In her chapter on Repair, Hanna includes something I think is so important and often times underrated in the fight against addiction; she includes a section on diet. And no, not the kind where she is trying to get you to lose weight for vanity sake or because excess weight is another thing causing your body stress but she gives suggestions for the kinds of foods that power your brain and send the right chemicals through your system to keep you focused and relaxed. She explains, “If you eat healthy, real foods most of the time, you are getting greater return on investment with regard to quality nutrients.” (93) Plus dark chocolate and red wine are suggestions so how can you go wrong?

There is so much information in this book and it is presented in a very accessible way, but for me the part that struck the most was Step 5: Redesign. This is where I believe the heart of the book lies. Step 5 is where you take what you have learned and you firmly cement it in your life, this is where your power comes from. Hanna writes, “If we wait to make changed to our personal routine until life makes it easier for us, then it’s never going to happen. We must therefore take responsibility for doing the best we can despite our circumstances.” (140) In this step you put it all together, and by doing this for yourself you are allowing others to do the same and encouraging a shift in the way people live and work. She helps you establish personal BEATs, or Boundaries, Expectations, Attitude, and Time to help you “…create a healthy rhythm that supports our energy replenishment strategies to keep our tank full, our brain out of conservation mode, and our system strong enough to be resilient to stress.” (143)

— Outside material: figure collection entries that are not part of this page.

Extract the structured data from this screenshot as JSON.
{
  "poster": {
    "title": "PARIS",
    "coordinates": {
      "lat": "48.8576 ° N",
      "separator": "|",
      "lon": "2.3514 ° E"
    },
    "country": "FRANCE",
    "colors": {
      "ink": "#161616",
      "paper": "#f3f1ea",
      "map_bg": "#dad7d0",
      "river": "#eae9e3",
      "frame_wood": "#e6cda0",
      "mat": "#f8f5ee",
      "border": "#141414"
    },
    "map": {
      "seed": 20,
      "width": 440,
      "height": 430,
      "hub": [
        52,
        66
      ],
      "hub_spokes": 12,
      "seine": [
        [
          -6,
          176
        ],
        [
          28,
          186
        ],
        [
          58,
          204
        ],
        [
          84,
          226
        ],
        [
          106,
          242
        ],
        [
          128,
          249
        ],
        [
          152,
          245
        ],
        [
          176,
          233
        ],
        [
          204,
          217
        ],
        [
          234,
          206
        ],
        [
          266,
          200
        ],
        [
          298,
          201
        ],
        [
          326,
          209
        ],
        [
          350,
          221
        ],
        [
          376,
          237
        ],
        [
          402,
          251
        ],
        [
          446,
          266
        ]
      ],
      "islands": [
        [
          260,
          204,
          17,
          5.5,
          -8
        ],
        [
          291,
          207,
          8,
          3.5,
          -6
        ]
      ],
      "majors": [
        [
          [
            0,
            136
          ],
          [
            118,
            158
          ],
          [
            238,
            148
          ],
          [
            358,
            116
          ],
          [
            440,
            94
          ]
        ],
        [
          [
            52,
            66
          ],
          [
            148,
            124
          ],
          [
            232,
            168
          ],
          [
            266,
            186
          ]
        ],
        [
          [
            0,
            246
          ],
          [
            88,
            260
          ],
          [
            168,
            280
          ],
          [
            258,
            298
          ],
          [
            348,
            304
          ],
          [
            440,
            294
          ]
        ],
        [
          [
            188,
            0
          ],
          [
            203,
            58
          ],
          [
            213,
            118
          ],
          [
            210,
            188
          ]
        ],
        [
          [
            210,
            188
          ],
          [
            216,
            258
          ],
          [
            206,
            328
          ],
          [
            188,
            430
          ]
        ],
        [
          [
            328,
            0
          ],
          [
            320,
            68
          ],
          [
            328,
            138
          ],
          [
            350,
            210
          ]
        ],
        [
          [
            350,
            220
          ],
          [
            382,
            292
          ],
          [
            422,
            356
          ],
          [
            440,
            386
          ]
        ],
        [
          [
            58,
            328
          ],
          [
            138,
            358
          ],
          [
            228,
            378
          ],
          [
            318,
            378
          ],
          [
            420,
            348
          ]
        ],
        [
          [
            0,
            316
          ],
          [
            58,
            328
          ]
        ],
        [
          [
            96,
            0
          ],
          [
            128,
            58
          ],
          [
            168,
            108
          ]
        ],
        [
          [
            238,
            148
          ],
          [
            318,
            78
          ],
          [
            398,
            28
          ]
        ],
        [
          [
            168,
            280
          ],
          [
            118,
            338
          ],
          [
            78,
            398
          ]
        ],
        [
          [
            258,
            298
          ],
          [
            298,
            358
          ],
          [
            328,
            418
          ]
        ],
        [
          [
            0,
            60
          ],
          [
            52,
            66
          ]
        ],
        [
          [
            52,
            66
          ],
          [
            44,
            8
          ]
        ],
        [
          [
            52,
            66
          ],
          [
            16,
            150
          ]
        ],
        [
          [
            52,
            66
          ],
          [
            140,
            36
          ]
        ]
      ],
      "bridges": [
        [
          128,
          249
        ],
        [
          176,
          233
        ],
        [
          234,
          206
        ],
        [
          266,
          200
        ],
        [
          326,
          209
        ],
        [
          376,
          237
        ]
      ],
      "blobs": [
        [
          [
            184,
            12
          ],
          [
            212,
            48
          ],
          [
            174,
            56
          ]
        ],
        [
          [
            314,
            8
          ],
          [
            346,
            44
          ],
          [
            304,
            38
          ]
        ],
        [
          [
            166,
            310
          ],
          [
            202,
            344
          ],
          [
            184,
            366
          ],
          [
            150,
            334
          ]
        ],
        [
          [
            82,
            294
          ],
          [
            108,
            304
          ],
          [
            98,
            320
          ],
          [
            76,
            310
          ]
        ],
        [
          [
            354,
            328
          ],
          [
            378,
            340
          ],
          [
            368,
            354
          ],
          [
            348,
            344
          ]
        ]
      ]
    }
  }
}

Once you have ‘filled your tank’, a metaphor Hanna often uses, you can use your overflow to help your friends, your family, your clients, and your community better. It may sound like a dream but you may be able get there (or get closer) with the right attitude, personal commitment, a willingness to try, and this book. Between Heidi Hanna’s steps, meditations, mantras, and exercises I am sure you will find something you will relate to, to help streamline and enhance your life by giving you new tools and strategies to help you cope with and learn from your stresses.